Praxisalltag

Palliativmedizin: Neue EBM-Leistungen für Hausärzte

Neue Leistungen sollen die Lücke zwischen der Spezialisierten Ambulanten Palliativversorgung (SAPV) mit spezialisierten Teams und der hausärztlichen Palliativversorgung schließen.

© KBV

Die vom 01. Oktober 2017 an geltenden neuen palliativmedizinischen EBM-Leistungen sollen die Lücke zwischen der Spezialisierten Ambulanten Palliativversorgung (SAPV) mit spezialisierten Teams und der hausärztlichen Palliativversorgung schließen. Der Bewertungsausschuss hat die acht ergänzenden Gebührenordnungspositionen (GOP) beschlossen, um damit die Palliativversorgung zu fördern. Diese GOP sind im neuen EBM-Abschnitt 37.3 zusammengefasst. Sämtliche Leistungen dieses Abschnitts sind zunächst auf zwei Jahre begrenzt und werden extrabudgetär vergütet.

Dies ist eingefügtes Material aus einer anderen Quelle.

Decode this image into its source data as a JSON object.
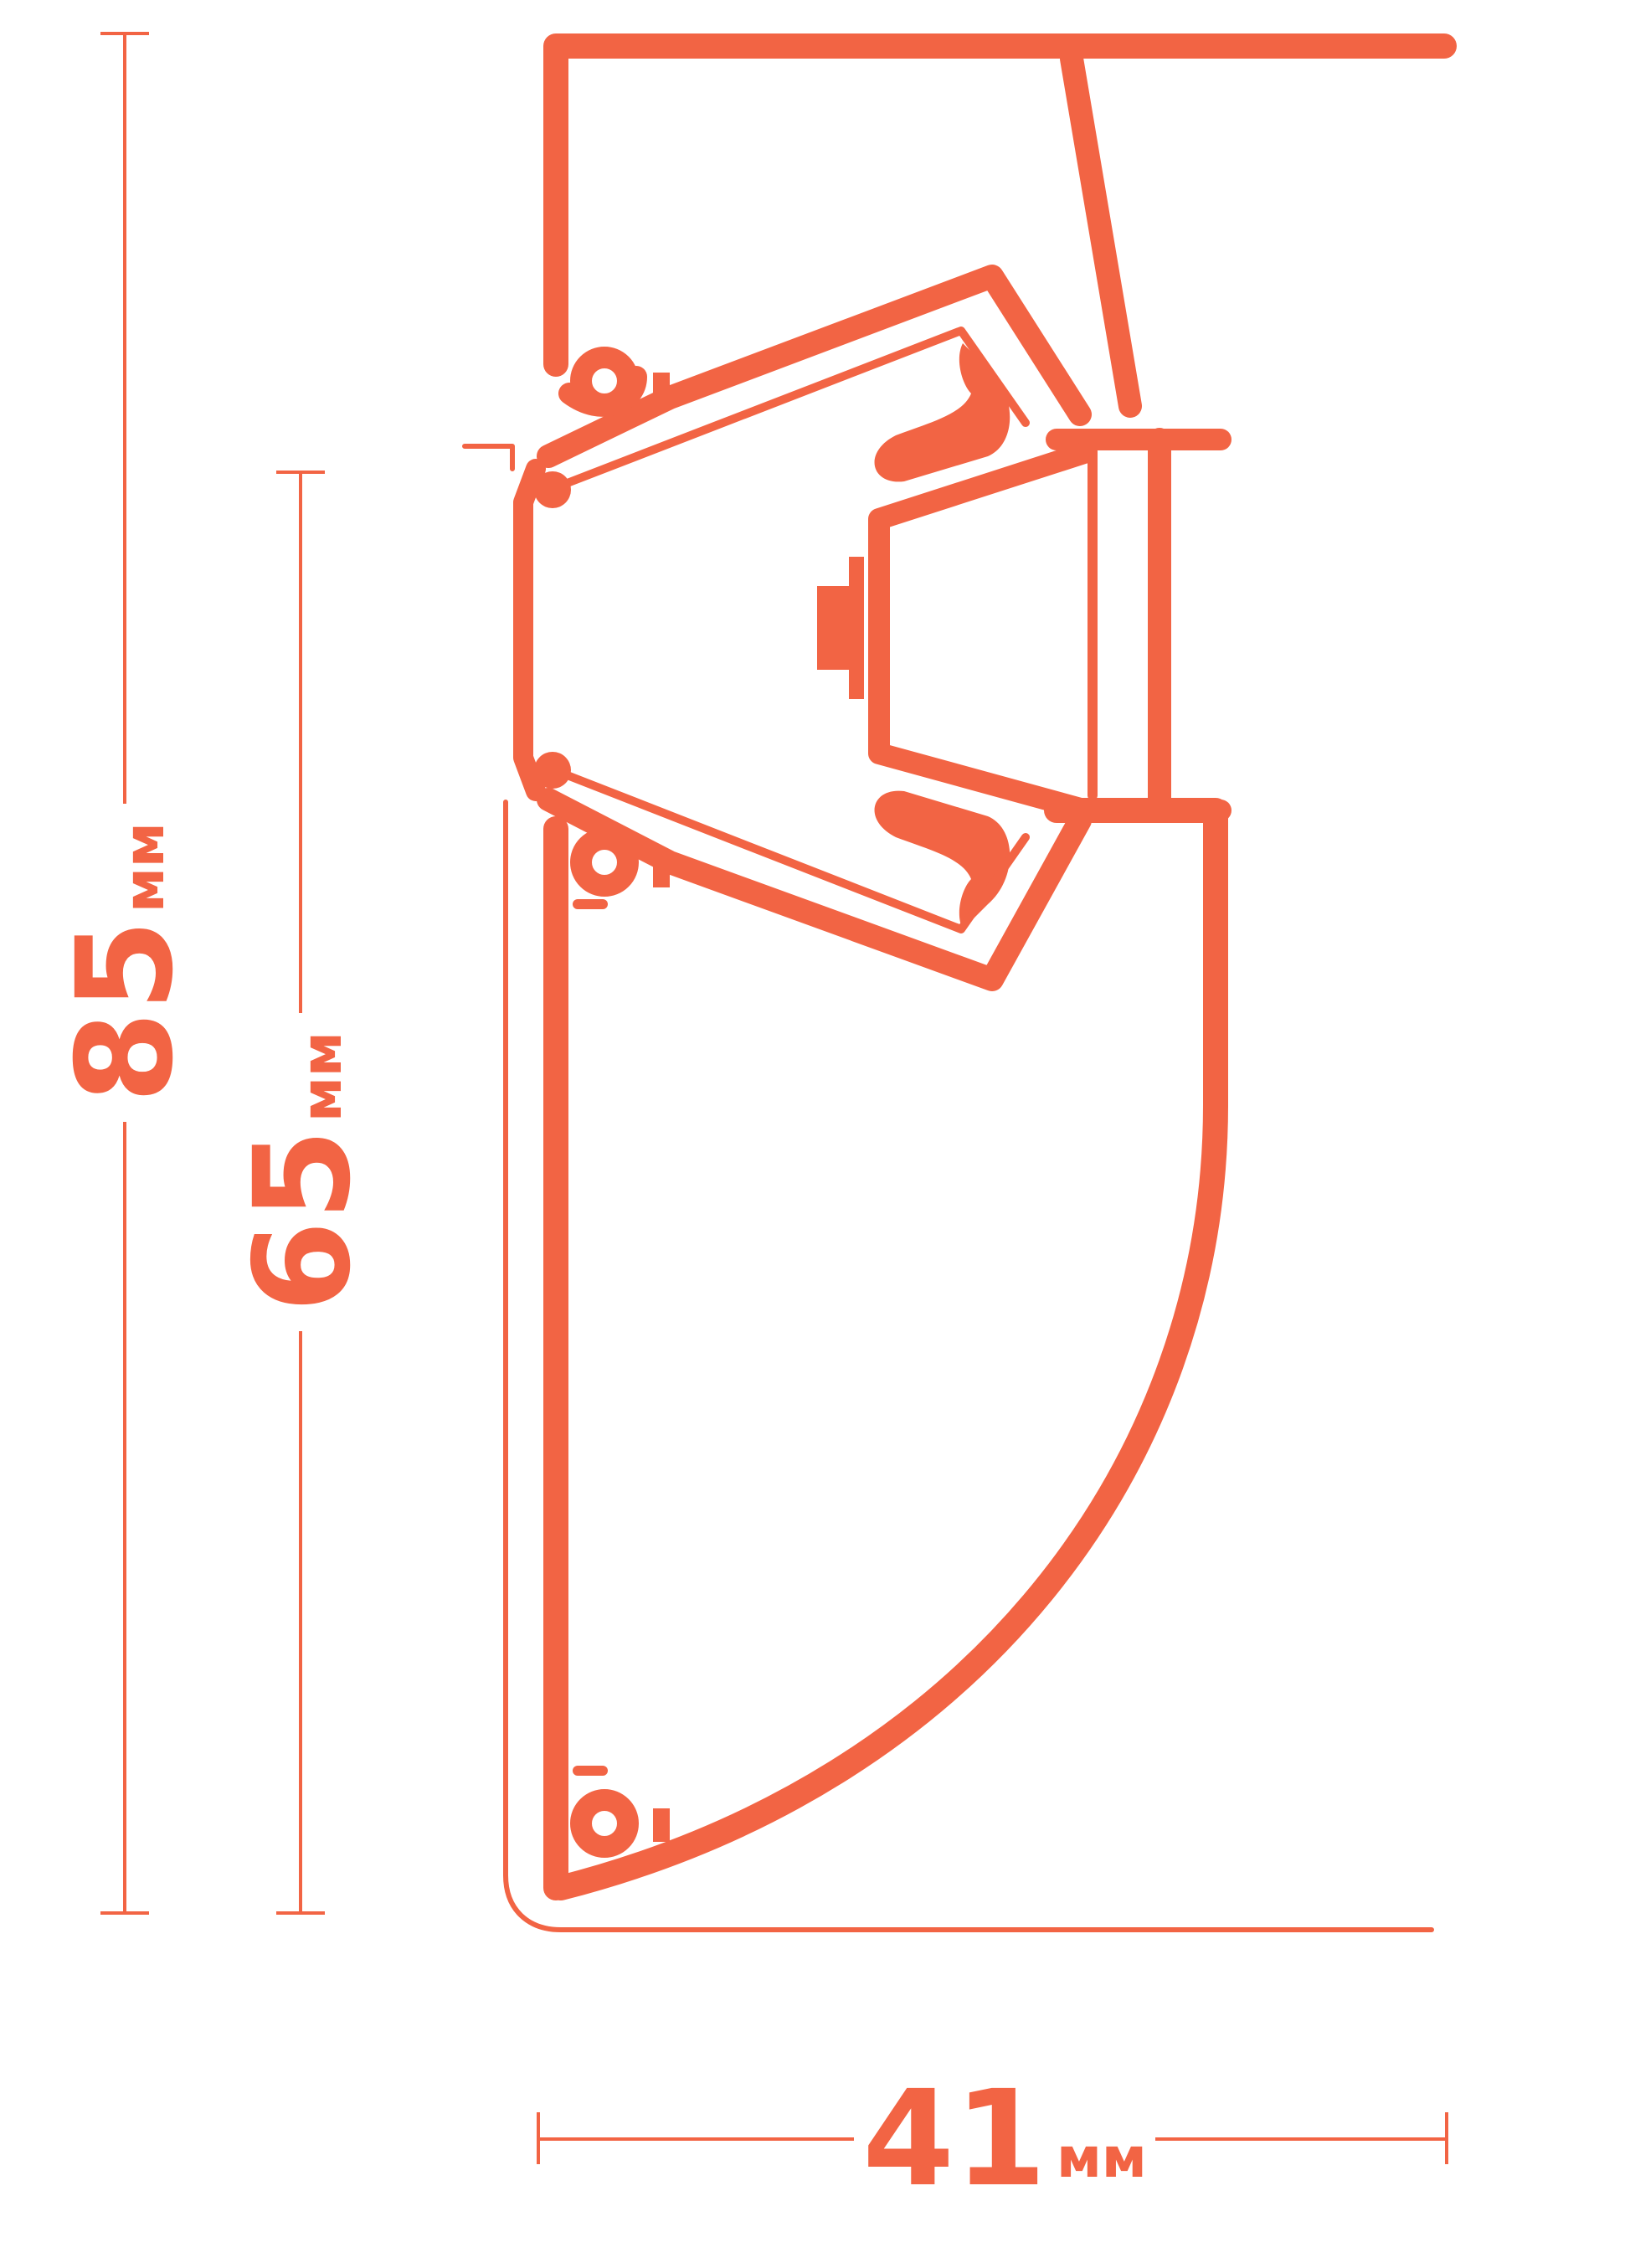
{
  "colors": {
    "accent": "#f26444",
    "background": "#ffffff"
  },
  "dimensions": {
    "total_height": {
      "value": "85",
      "unit": "мм"
    },
    "body_height": {
      "value": "65",
      "unit": "мм"
    },
    "width": {
      "value": "41",
      "unit": "мм"
    }
  }
}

Ähnlich wie im analog gestalteten EBM-Unterkapitel 37.2 mit Kooperations- und Koordinationsleistungen in Pflegeheimen betreffen die neuen Positionen die arztübergreifende Koordination der erforderlichen Leistungen (EBM-Position 37302, Zuschlag für den koordinierenden Arzt, 275 Punkte) und auch um Fallkonferenzen (EBM-Nr. 37320, 64 Punkte). Dabei benötigen Hausärzte nicht für alle neuen Leistungen die Genehmigung der KV, die wiederum an bestimmte Mindestanforderungen geknüpft ist, wie der regelmäßige Besuch von Fortbildungen oder auch der Nachweis einer Zusatzqualifikation sowie umfangreiche Erfahrungen mit Betreuung sterbenskranker Patienten.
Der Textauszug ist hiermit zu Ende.